While Cartier-Bresson waited for his decisive moment we can assume that he might have had one Leica with one lens attached. His element of control involved focusing and using the correct exposure. The correct exposure was not all that difficult as he might shoot in a Paris café or in a landscape where he already knew of his exposure because of practice.
Cartier-Bresson was unaware of:
1. The available focusing modes of a DSLR
2. Had no idea he could switch from jpg to RAW or that he could use RAW and then switch to monochrome or b+w
3. He had no idea or concern (he shot in b+w) about how light had colour at different times of the day and with mixed lighting. He did not have to be concerned with white balance, custom white balance, and tungsten white balance.
4. Cartier-Bresson (with plenty of film in his pocket) was unconcerned with digital storage cards that were full or that might become corrupted.
5. Not using more than one or two lenses, Cartier-Bresson did not have to make the decision that 33.7mm was a better focal length than 73.8mm was. Not having a zoom lens gave him yet one less option open to the photographer.
I could go on with all the other stuff that is inside a DSLR and that is somewhat explained by a manual (mostly on-line these days) that may be as complicated as integral calculus.
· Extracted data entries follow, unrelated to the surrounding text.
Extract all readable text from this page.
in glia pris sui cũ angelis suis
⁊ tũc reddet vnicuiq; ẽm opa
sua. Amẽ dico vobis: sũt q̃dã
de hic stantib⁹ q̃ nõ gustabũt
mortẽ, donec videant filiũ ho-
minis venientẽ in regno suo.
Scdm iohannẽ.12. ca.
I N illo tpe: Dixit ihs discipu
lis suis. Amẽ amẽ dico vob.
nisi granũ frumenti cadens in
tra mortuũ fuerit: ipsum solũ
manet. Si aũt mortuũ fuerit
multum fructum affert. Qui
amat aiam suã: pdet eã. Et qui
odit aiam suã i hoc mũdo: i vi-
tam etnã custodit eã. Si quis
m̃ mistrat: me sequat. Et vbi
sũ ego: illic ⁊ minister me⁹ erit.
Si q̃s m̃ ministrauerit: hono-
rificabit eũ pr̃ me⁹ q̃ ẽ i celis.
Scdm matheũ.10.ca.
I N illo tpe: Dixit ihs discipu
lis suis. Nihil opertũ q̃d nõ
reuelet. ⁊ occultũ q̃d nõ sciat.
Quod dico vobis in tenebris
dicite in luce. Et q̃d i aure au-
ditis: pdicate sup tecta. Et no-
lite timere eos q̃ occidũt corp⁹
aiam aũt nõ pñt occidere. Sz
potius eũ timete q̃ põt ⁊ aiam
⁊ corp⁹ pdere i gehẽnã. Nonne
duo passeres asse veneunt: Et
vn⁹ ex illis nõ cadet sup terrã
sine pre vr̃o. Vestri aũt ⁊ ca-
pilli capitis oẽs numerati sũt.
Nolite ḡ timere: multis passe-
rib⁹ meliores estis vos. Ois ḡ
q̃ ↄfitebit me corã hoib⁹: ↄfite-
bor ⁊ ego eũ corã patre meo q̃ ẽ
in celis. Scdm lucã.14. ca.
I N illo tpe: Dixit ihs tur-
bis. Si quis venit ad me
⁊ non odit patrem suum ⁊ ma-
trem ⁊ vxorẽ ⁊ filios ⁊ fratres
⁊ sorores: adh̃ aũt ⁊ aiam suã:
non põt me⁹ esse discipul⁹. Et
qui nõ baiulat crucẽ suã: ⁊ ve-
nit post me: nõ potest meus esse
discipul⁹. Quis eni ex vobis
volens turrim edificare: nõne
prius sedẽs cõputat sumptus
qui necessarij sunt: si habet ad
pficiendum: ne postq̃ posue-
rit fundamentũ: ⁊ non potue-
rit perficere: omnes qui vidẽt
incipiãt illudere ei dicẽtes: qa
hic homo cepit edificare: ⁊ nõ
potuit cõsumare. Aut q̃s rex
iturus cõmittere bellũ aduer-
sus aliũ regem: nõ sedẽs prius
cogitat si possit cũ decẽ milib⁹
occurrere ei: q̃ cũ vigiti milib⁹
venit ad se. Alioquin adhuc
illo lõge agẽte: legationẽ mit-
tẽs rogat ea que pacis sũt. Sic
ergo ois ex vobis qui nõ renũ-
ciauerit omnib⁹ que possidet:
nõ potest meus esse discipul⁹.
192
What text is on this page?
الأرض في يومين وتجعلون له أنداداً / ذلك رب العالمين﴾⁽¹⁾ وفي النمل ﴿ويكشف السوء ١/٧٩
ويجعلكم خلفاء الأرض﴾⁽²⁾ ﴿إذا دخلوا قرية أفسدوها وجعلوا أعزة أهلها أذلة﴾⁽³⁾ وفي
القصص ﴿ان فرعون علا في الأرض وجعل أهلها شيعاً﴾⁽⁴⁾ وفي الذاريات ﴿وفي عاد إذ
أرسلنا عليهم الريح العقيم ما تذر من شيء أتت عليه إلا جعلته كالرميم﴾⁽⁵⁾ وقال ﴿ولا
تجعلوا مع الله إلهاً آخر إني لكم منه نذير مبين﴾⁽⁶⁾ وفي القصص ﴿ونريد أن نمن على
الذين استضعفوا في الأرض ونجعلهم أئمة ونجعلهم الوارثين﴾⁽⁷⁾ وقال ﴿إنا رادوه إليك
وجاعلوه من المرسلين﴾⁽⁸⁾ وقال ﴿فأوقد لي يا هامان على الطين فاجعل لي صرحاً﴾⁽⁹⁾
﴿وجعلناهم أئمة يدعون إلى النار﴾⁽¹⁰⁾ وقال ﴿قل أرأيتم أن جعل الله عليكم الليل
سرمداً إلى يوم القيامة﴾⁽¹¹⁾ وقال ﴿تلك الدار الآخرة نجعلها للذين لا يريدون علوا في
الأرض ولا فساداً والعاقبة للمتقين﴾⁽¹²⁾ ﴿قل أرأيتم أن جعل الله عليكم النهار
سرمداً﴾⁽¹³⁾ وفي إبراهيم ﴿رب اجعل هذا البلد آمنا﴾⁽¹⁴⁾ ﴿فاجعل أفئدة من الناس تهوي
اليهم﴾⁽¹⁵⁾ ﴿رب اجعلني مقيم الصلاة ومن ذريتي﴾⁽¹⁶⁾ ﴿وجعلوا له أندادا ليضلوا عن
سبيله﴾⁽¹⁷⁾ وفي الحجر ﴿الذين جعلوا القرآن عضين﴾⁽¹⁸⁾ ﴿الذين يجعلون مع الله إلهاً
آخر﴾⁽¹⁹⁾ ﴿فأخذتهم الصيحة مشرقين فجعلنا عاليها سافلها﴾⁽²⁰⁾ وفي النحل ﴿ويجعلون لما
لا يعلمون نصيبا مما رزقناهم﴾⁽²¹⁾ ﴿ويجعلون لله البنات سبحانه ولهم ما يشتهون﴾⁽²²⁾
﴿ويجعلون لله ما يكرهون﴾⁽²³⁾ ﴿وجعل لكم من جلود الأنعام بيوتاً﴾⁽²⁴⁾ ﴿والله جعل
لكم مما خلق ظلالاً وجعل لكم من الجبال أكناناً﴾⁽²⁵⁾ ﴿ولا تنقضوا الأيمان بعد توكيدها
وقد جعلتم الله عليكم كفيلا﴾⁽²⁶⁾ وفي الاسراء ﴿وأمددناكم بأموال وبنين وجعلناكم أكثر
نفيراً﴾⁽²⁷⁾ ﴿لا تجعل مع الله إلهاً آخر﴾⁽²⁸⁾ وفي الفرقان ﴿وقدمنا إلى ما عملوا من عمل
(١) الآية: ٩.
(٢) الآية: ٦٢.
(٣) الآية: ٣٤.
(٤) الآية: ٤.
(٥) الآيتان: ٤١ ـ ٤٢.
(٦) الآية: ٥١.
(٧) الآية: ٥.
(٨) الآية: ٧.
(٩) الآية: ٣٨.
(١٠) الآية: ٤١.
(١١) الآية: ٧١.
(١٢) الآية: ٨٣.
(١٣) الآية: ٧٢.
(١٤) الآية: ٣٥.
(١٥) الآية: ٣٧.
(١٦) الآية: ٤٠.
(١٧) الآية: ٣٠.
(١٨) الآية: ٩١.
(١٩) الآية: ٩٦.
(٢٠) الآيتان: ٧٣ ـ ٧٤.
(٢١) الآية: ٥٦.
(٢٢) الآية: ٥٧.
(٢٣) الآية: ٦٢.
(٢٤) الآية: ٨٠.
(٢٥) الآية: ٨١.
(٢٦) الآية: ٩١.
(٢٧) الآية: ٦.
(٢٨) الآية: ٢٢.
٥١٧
What exactly am I driving at?
The first picture here is one that I took with my iPhone during one of my nude classes at Focal Point. As the teacher I feel that I have to watch my students and give them instructions. I don’t think it proper for me to snap pictures of the models. But I do succumb every once in a while as I did here and I just pointed and shot my iPhone.
It is not exactly a lucky image. I know that the iPhone cannot handle high contrast (it will severely overexpose whites) but it will do just fine in a situation where a nude model has a white background. It all blends to a medium gray and phone will work fine. There are no controls with my 3G except to shoot in a silent mode or in an artificial click mode. Knowing when to use an iPhone where it will do a good job is easy if you have been a photographer for some time. Thus the picture that you see here is an efficient picture taken in a situation where the photographer has few choices but knows that the results will be likely not bad.
The paradox here is that my iPhone in a controllable situation where the photographer knows of the reduced parameters might just be likely to take a better picture than the photographer with a big DSLR and who might be saddled with the problem that is over choice.
The smart restaurateur of the 80s prepared elaborate salad bars in which customers had their fill and might have been confused with the over choice of synthetic bacon bits, pickles of all kinds and dressings from ranch to Sicilian.
To me the DSLR is a compact version of that dizzying salad bar. Something I see so often in my photography classes is students looking down at their cameras (checking up on their zebras or in confusion that their camera is not reacting as predicted) instead of looking through them.
I tell my students that the more stringent the parameters for a shooting session, the fewer options considered, the more likely that they will take a picture that they will be proud of.
If those who facebook take the bull by the horns (instruct their cameras to do as they, the photographer, think) and instead of waiting for pictures to happen, make them happen, then we will be less likely to consider every image we see to be fantastic, when it isn’t.
The second picture, one of my favourites was one that I never planned (preconceived) but simply happened as I waited for Patrice to be made up for the shoot we were going to collaborate on. When I saw this I quickly put a long 250mm telephoto on my Mamiya and guessed the exposure (the window light on a snowy day). The second picture I planned. It was to be one of my interpretations of La Santa Muerte who is the patron saint of drug smugglers, and other low-life in Mexico, particularly in such states as the State of Sinaola. I knew who my model was going to be and I knew how I was going to light her.